The arrests were made in several Spanish cities, as well as in Portugal and the Netherlands.
Police identified the gang as the ‘Bang of Fujian’ in reference to the eastern Chinese province where the two main families that formed it originated. The investigators attribute the gang members to a mafia group, with various degrees of participation in criminal activity, from drug trafficking, money laundering, identity theft, digital fraud and forgery. The group operated mainly from its base in Barcelona.
Over 350 law enforcement agents, assisted by Europol, searched 29 large warehouses and other locations during the operation in Barcelona, Tarragona, Oviedo, Gijón and Bilbao, as well as at private residences in Portugal and the Netherlands.
Police said officers dismantled 13 indoor plantations with nearly 40,000 marijuana plants whose harvested buds could have fetched 6 million euros in European markets.

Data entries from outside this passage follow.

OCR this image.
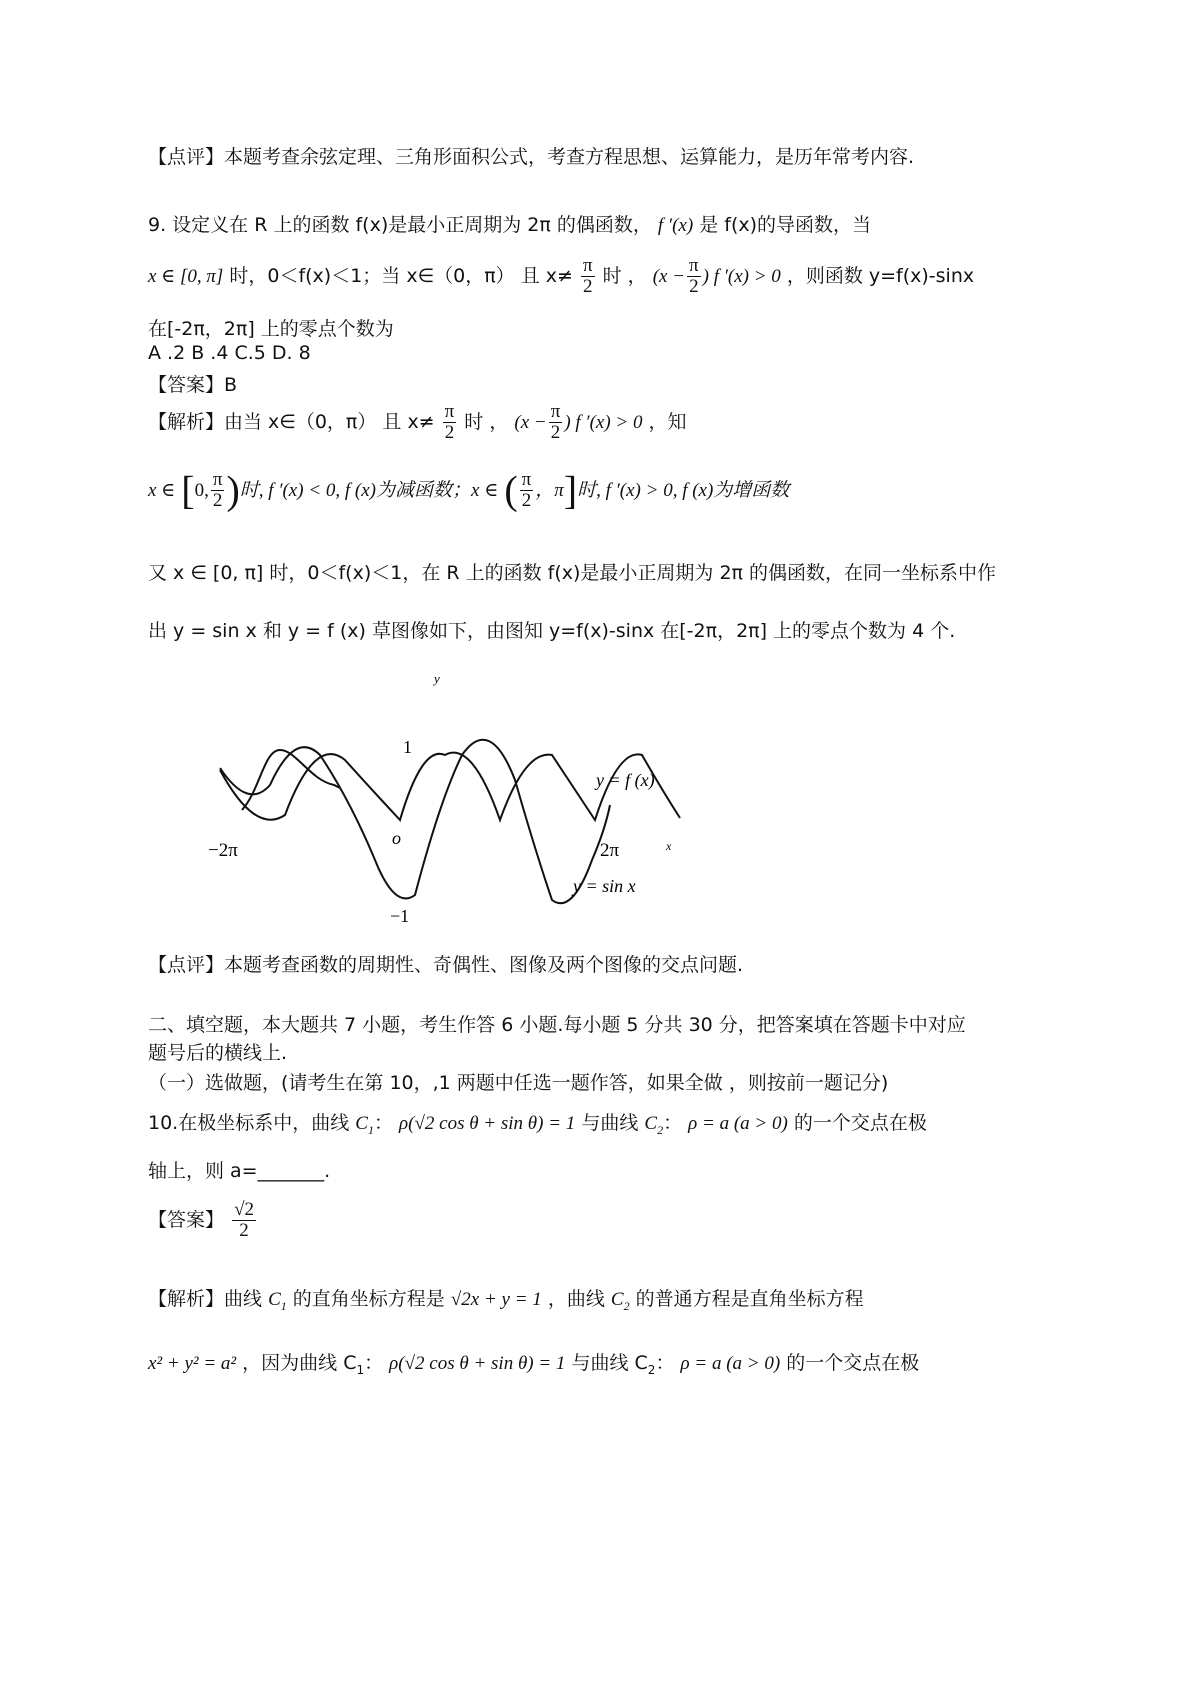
【点评】本题考查余弦定理、三角形面积公式，考查方程思想、运算能力，是历年常考内容.
9. 设定义在 R 上的函数 f(x)是最小正周期为 2π 的偶函数， f ′(x) 是 f(x)的导函数，当
x ∈ [0, π] 时，0＜f(x)＜1；当 x∈（0，π） 且 $x\ne \frac{\pi}{2}$ 时 ， ($x - \frac{\pi}{2}$ ) f ′(x) > 0 ，则函数 y=f(x)-sinx
在[-2π，2π] 上的零点个数为
A .2 B .4 C.5 D. 8
【答案】B
【解析】由当 x∈（0，π） 且 $x\ne \frac{\pi}{2}$ 时 ， ($x - \frac{\pi}{2}$ ) f ′(x) > 0 ，知
x ∈ [0, $\frac{\pi}{2}$ )时, f ′(x) < 0, f (x)为减函数；x ∈ ( $\frac{\pi}{2}$ ，π]时, f ′(x) > 0, f (x)为增函数
又 x ∈ [0, π] 时，0＜f(x)＜1，在 R 上的函数 f(x)是最小正周期为 2π 的偶函数，在同一坐标系中作
出 y = sin x 和 y = f (x) 草图像如下，由图知 y=f(x)-sinx 在[-2π，2π] 上的零点个数为 4 个.
y
x
1
−1
o
−2π	2π
y = f (x)
y = sin x
【点评】本题考查函数的周期性、奇偶性、图像及两个图像的交点问题.
二、填空题，本大题共 7 小题，考生作答 6 小题.每小题 5 分共 30 分，把答案填在答题卡中对应
题号后的横线上.
（一）选做题，(请考生在第 10，,1 两题中任选一题作答，如果全做 ，则按前一题记分)
10.在极坐标系中，曲线 $C_1$： ρ(√2 cos θ + sin θ) = 1 与曲线 $C_2$： ρ = a (a > 0) 的一个交点在极
轴上，则 a=_______.
【答案】 $\frac{√2}{2}$
【解析】曲线 $C_1$ 的直角坐标方程是 √2x + y = 1 ，曲线 $C_2$ 的普通方程是直角坐标方程
x² + y² = a² ，因为曲线 $C_1$： ρ(√2 cos θ + sin θ) = 1 与曲线 $C_2$： ρ = a (a > 0) 的一个交点在极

The sites were illegally connected to the power grid to provide artificial light to the plants. Combined, the 13 warehouses used the equivalent of the average consumption of 1,177 homes, police said.
The investigation dates back to 2019 when the first parcels containing packaged marijuana were detected. Investigators found that the gang recruited ‘shareholders’ with an angel investment of 100,000 euros, allowing the group to quickly expand its chain of warehouses.
The gang had a ‘well-defined criminal structure’ and a ‘high-degree of specialisation’ for operating internationally, said Inspector Toni Salleras of the Mossos d’Esquadra.
Salleras said that the group is also being investigated for kidnappings and other crimes committed in the process of competing with other homegrown and foreign criminal groups for control of the production and sale of marijuana.
He said Chinese authorities were also assisting in investigating possible human trafficking and money laundering crimes connected to the gang’s operation.
The group is accused of making over 700 shipments of parcels to France, Portugal, Netherlands, Germany, Romania and Britain.